Es una hipótesis en la que nadie quiere creer: que el covid-19 tuvo su origen en el laboratorio de virología de Wuhan, en China.
Aquel fue un señalamiento inicial de Trump el año pasado, recibido con general escepticismo, excepto quizás por sus seguidores. Hasta ahora, la explicación más aceptada ha sido que el coronavirus tuvo origen “zoonótico” –transmitido de animales a personas–. Pero en semanas recientes, la teoría según la cual todo habría comenzado por un error en el laboratorio de Wuhan ha vuelto a ganar resonancia, de la mano de políticos, científicos e intelectuales.
El presidente Biden ha anunciado una investigación sobre el asunto. La prestigiosa revista Bulletin of the Atomic Scientists publicó en mayo un artículo que le da credibilidad a la teoría del laboratorio. La Organización Mundial de la Salud (OMS) también anuncia nuevas investigaciones. Los medios de comunicación se han vuelto a ocupar con intensidad del tema. Shi Zhengli, la líder de la virología en China, rechaza enfáticamente la teoría del laboratorio (The New York Times, 14/6/2021).
Si se comprobase que el origen de la pandemia fue un error de laboratorio, crecería la oposición de la gente a la ciencia, afectándose los progresos logrados para combatir las infecciones.

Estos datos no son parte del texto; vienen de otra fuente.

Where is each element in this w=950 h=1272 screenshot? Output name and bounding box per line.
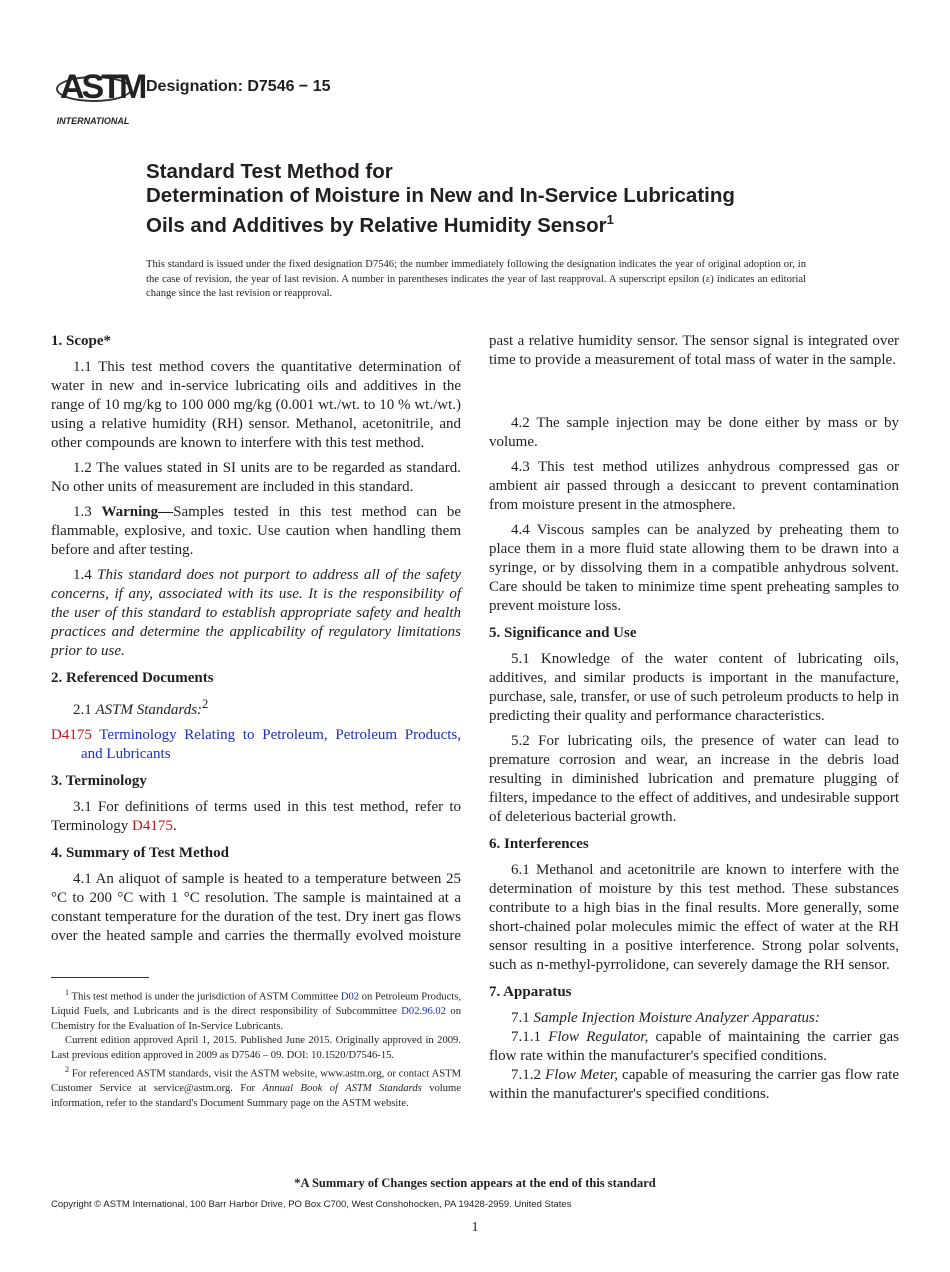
footnotes: [51, 986, 461, 1111]
logo-text: ASTM: [60, 68, 145, 106]
title-line: Standard Test Method for: [146, 160, 393, 183]
reference-code-link[interactable]: D4175: [51, 727, 92, 743]
para-num: 7.1.1: [511, 1029, 549, 1045]
footnote-number: 2: [65, 1065, 69, 1075]
title-line: Determination of Moisture in New and In-Service Lubricating: [146, 184, 735, 207]
paragraph: 4.3 This test method utilizes anhydrous compressed gas or ambient air passed through a desiccant to prevent contamination from moisture present in the atmosphere.: [489, 459, 899, 513]
para-num: 7.1.2: [511, 1067, 546, 1083]
footnote-text: volume information, refer to the standard's Document Summary page on the ASTM website.: [51, 1083, 461, 1109]
section-heading: 5. Significance and Use: [489, 625, 637, 641]
para-text: capable of measuring the carrier gas flow rate within the manufacturer's specified conditions.: [489, 1067, 899, 1102]
footnote-divider: [51, 977, 149, 978]
para-text: Sample Injection Moisture Analyzer Apparatus:: [533, 1010, 820, 1026]
committee-link[interactable]: D02: [340, 991, 360, 1003]
paragraph: 4.4 Viscous samples can be analyzed by preheating them to place them in a more fluid state allowing them to be drawn into a syringe, or by dissolving them in a compatible anhydrous solvent. Care should be taken to minimize time spent preheating samples to prevent moisture loss.: [489, 522, 899, 614]
paragraph: [489, 1028, 899, 1066]
left-column: [51, 332, 461, 952]
title-text: Oils and Additives by Relative Humidity Sensor: [146, 213, 607, 237]
paragraph: 5.1 Knowledge of the water content of lubricating oils, additives, and similar products is important in the manufacture, purchase, sale, transfer, or use of such petroleum products to help in predicting their quality and performance characteristics.: [489, 651, 899, 724]
paragraph: [51, 503, 461, 560]
paragraph: [51, 798, 461, 836]
paragraph: [489, 1066, 899, 1104]
section-heading: 2. Referenced Documents: [51, 670, 214, 686]
warning-label: Warning—: [101, 504, 174, 520]
para-num: 1.3: [73, 504, 102, 520]
para-num: 7.1: [511, 1010, 534, 1026]
footnote: [51, 1063, 461, 1111]
para-text: 3.1 For definitions of terms used in this test method, refer to Terminology: [51, 799, 461, 834]
para-text: This standard does not purport to address all of the safety concerns, if any, associated with its use. It is the responsibility of the user of this standard to establish appropriate safety and health practices and determine the applicability of regulatory limitations prior to use.: [51, 567, 462, 659]
para-text: Samples tested in this test method can be flammable, explosive, and toxic. Use caution when handling them before and after testing.: [51, 504, 461, 558]
footnote-text: on Chemistry for the Evaluation of In-Service Lubricants.: [51, 1006, 462, 1032]
paragraph-continued: [489, 332, 899, 408]
para-text: past a relative humidity sensor. The sensor signal is integrated over time to provide a measurement of total mass of water in the sample.: [489, 333, 899, 368]
para-num: 2.1: [73, 702, 96, 718]
footnote-text: on Petroleum Products, Liquid Fuels, and Lubricants and is the direct responsibility of Subcommittee: [51, 991, 461, 1018]
logo-subtext: INTERNATIONAL: [56, 116, 130, 126]
paragraph: [489, 1009, 899, 1028]
subcommittee-link[interactable]: D02.96.02: [401, 1006, 446, 1018]
para-text: ASTM Standards:: [95, 702, 203, 718]
footnote: Current edition approved April 1, 2015. Published June 2015. Originally approved in 2009. Last previous edition approved in 2009 as D7546 – 09. DOI: 10.1520/D7546-15.: [51, 1035, 461, 1061]
copyright: Copyright © ASTM International, 100 Barr Harbor Drive, PO Box C700, West Conshohocken, PA 19428-2959. United States: [51, 1199, 572, 1210]
title-line: [146, 208, 735, 238]
para-term: Flow Meter,: [545, 1067, 618, 1083]
standard-notice: This standard is issued under the fixed designation D7546; the number immediately following the designation indicates the year of original adoption or, in the case of revision, the year of last revision. A number in parentheses indicates the year of last reapproval. A superscript epsilon (ε) indicates an editorial change since the last revision or reapproval.: [146, 259, 806, 299]
footnote-text: Annual Book of ASTM Standards: [262, 1083, 422, 1095]
footnote-text: For referenced ASTM standards, visit the ASTM website, www.astm.org, or contact ASTM Customer Service at service@astm.org. For: [51, 1068, 462, 1095]
astm-logo: [52, 62, 145, 132]
paragraph: 5.2 For lubricating oils, the presence of water can lead to premature corrosion and wear, an increase in the debris load resulting in diminished lubrication and premature plugging of filters, impedance to the effect of additives, and undesirable support of deleterious bacterial growth.: [489, 733, 899, 825]
footnote-text: This test method is under the jurisdiction of ASTM Committee: [71, 991, 341, 1003]
paragraph: 4.2 The sample injection may be done either by mass or by volume.: [489, 415, 899, 450]
right-column: [489, 332, 899, 1110]
footnote-ref: 2: [202, 697, 209, 711]
footnote-number: 1: [65, 988, 69, 997]
footnote-ref: 1: [606, 212, 614, 227]
section-heading: 1. Scope*: [51, 333, 111, 349]
reference-entry: [51, 726, 461, 764]
page-number: 1: [471, 1220, 479, 1235]
paragraph: 6.1 Methanol and acetonitrile are known to interfere with the determination of moisture by this test method. These substances contribute to a high bias in the final results. More generally, some short-chained polar molecules mimic the effect of water at the RH sensor resulting in a positive interference. Strong polar solvents, such as n-methyl-pyrrolidone, can severely damage the RH sensor.: [489, 862, 899, 973]
footnote: [51, 986, 461, 1034]
reference-title-link[interactable]: Terminology Relating to Petroleum, Petroleum Products, and Lubricants: [81, 727, 461, 762]
paragraph: [51, 566, 461, 661]
paragraph: 1.2 The values stated in SI units are to be regarded as standard. No other units of measurement are included in this standard.: [51, 460, 461, 495]
paragraph: 1.1 This test method covers the quantitative determination of water in new and in-service lubricating oils and additives in the range of 10 mg/kg to 100 000 mg/kg (0.001 wt./wt. to 10 % wt./wt.) using a relative humidity (RH) sensor. Methanol, acetonitrile, and other compounds are known to interfere with this test method.: [51, 359, 461, 451]
summary-of-changes-note: *A Summary of Changes section appears at the end of this standard: [294, 1176, 656, 1190]
reference-link[interactable]: D4175: [132, 818, 173, 834]
section-heading: 3. Terminology: [51, 773, 147, 789]
para-term: Flow Regulator,: [548, 1029, 649, 1045]
section-heading: 6. Interferences: [489, 836, 589, 852]
designation: Designation: D7546 − 15: [146, 78, 331, 95]
document-title: [146, 160, 735, 238]
paragraph: 4.1 An aliquot of sample is heated to a temperature between 25 °C to 200 °C with 1 °C resolution. The sample is maintained at a constant temperature for the duration of the test. Dry inert gas flows over the heated sample and carries the thermally evolved moisture: [51, 871, 461, 944]
para-num: 1.4: [73, 567, 98, 583]
para-text: .: [172, 818, 177, 834]
para-text: capable of maintaining the carrier gas flow rate within the manufacturer's specified conditions.: [489, 1029, 899, 1064]
section-heading: 7. Apparatus: [489, 984, 572, 1000]
section-heading: 4. Summary of Test Method: [51, 845, 229, 861]
paragraph: [51, 695, 461, 720]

Un artículo del filósofo John Gray llamó particularmente mi atención (New Statesman, 11/6/2021). Gray funda su reflexión en lo publicado por el Bulletin of the Atomic Scientists. Si la pandemia se originó en un laboratorio, nos dice, estaríamos ante una de las más grandes calamidades históricas producidas por el ser humano. Referencias a Chernóbil le sirven para ilustrar las diferentes dimensiones de ambas tragedias.
Gray plantea dos interrogantes: ¿por qué las autoridades chinas no aceptan una “investigación transparente”? Y ¿por qué el mundo occidental ha tendido a descartar la teoría del accidente del laboratorio?
La respuesta al primero parece obvia. Cualquier Estado protege sus intereses. En el caso de China está en juego, además, su “modelo de gobierno”, que sufriría dentro y fuera del país.
El segundo conduce a una discusión más amplia sobre el peso de China en el actual orden internacional. Gray sugiere que al aceptar la teoría del laboratorio se estaría confrontando la naturaleza totalitaria del régimen chino, una realidad que el mundo occidental prefiere evadir. ¿La razón? El capitalismo occidental depende hoy tanto de China que más vale hacerse el de la vista gorda.
Más allá de la geopolítica, la teoría del laboratorio, advierte Gray, podría tener un impacto serio ante la actividad de los científicos, al motivar más activismo entre los adversarios de la ciencia –fortalecería, por ejemplo, los movimientos antivacunas–. Gray reconoce que estaríamos, sin embargo, frente a una teoría imposible de comprobar, dada la falta de evidencias.
Otros científicos, como Martin Rees y Steven Pinker, también creen que la verdad nunca se sabrá. Y temen también que, si se comprobase que el origen de la pandemia fue un error de laboratorio, crecería la oposición de la gente a la ciencia, afectándose los progresos logrados para combatir las infecciones (New Statesman, 18/6/2021).
Para el Financial Times, “determinar la verdad” no debe convertirse en un ejercicio para señalar culpables: conocer el origen de la pandemia es la mejor forma de “prevenir” tragedias similares en el futuro. Dada la inevitable politización del debate, lo más indicado sería que una organización multilateral como la OMS se ocupase de la investigación.
En medio de incertidumbres y desacuerdos, se vuelve a destacar la preocupante realidad de que el “planeta es un sitio en extremo inseguro”. Y lo es más ante las aceleradas transformaciones producidas por la revolución tecnológica. Este desafío enorme exige una política global que debe contar con la colaboración de la China.